I believe there is room for all of us. Anyone who wants to share their story absolutely should. We are all better when we work hard to understand one another. It makes the world feel smaller in the best way. Cozier. Safer. Being able to say, “Girl, same,” is important. I am not suggesting anyone should be silenced.
It’s just that until these beauty ideals die a fiery death, (One day! Fingers crossed!) finding places where people choose to view your body in a positive way will always be more of a struggle for people who exist outside the conventional standards of beauty.
Like fat people.
Before social media, it took some intentional activism to claim to be part of a body positive movement. You had to seek out like minds in person, find places for your voice to be heard, and work hard to champion your cause.
Now anyone with an IG account can add #bodypositive to any photo. When people go looking for that kind of message, anyone who chooses to use it gets to post their thoughts and be part of the narrative. In a lot of ways, that’s amazing. We all know social media can be a dumpster fire, but it can also be a great opportunity for connection.
But it also means that many times the voices that should be centered are sometimes pushed aside for more privileged voices, and that’s a bummer.
I believe that body positive influencers in thin or average-sized bodies are actually interested in building people up, encouraging people to feel at home in their bodies, and fighting weight stigma that can often lead to disordered eating and unhealthy weight management strategies. I believe they have struggles, and I fully think we are all fighting the same battle in many ways.
Thinner influencers are an important part of this conversation. They have a chance to elevate the voices of people in fat bodies. They can use their privilege to do it.

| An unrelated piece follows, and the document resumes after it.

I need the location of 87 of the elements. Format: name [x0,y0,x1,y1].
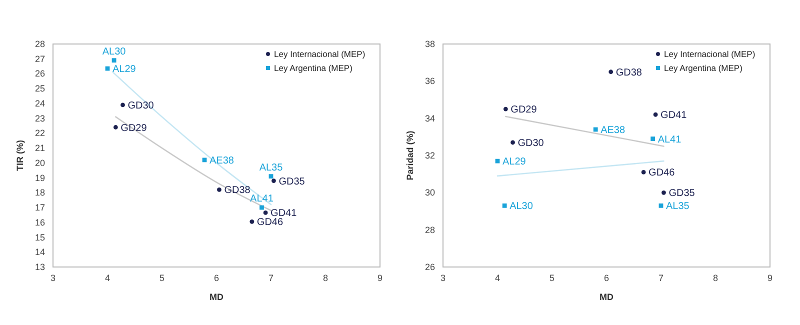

Some body positive bloggers and influencers in smaller bodies choose to center fat voices of all sizes. They are featuring fat people on their social platform. They link to fat friendly resources, and portray fat people as beautiful, strong, athletic, healthy- and not only if they are pursuing thinness. That’s awesome! We need more of this.
We can all be heard if we work together.
When the conversation turns to body acceptance (specifically experiences of body shame), fat women, women of color and especially fat women of color have a lot to say. There are so many people in these categories sharing their stories and thoughts online. They’re experts by way of lived experience, and that has tremendous value. There’s a reason body positivity had to exist in the first place. It’s important to share platforms with people who are living in bodies that aren’t swimming in validation.
Even regular people like me who are not influencers at all can and should listen to other people’s experiences. Then we have to choose to believe them. If a person who is larger than me explains that I can’t understand their experiences because I haven’t lived in a body their size, I shouldn’t argue. I should defer to their experience and listen with the intention of learning. Average sized people can do the same for fat people like me.
Nobody should sit down and shut up when it comes to spreading body love. We all get a seat at this table. I just think that people who don’t live in fat bodies should try to center fat voices, especially voices of color, when they spread their message. It’s important for thin to average-sized people to harness their power to make life better for struggling people by normalizing and validating fat bodies. It’s crucial to validate people’s worth as they are, without the condition that they should be working toward a thin body.
Social media is full of incredible fat-positive voices. They’re amazing resources for people who are journeying to accept the skin they inhabit. Anyone who believes in body positivity should be working to make those voices heard.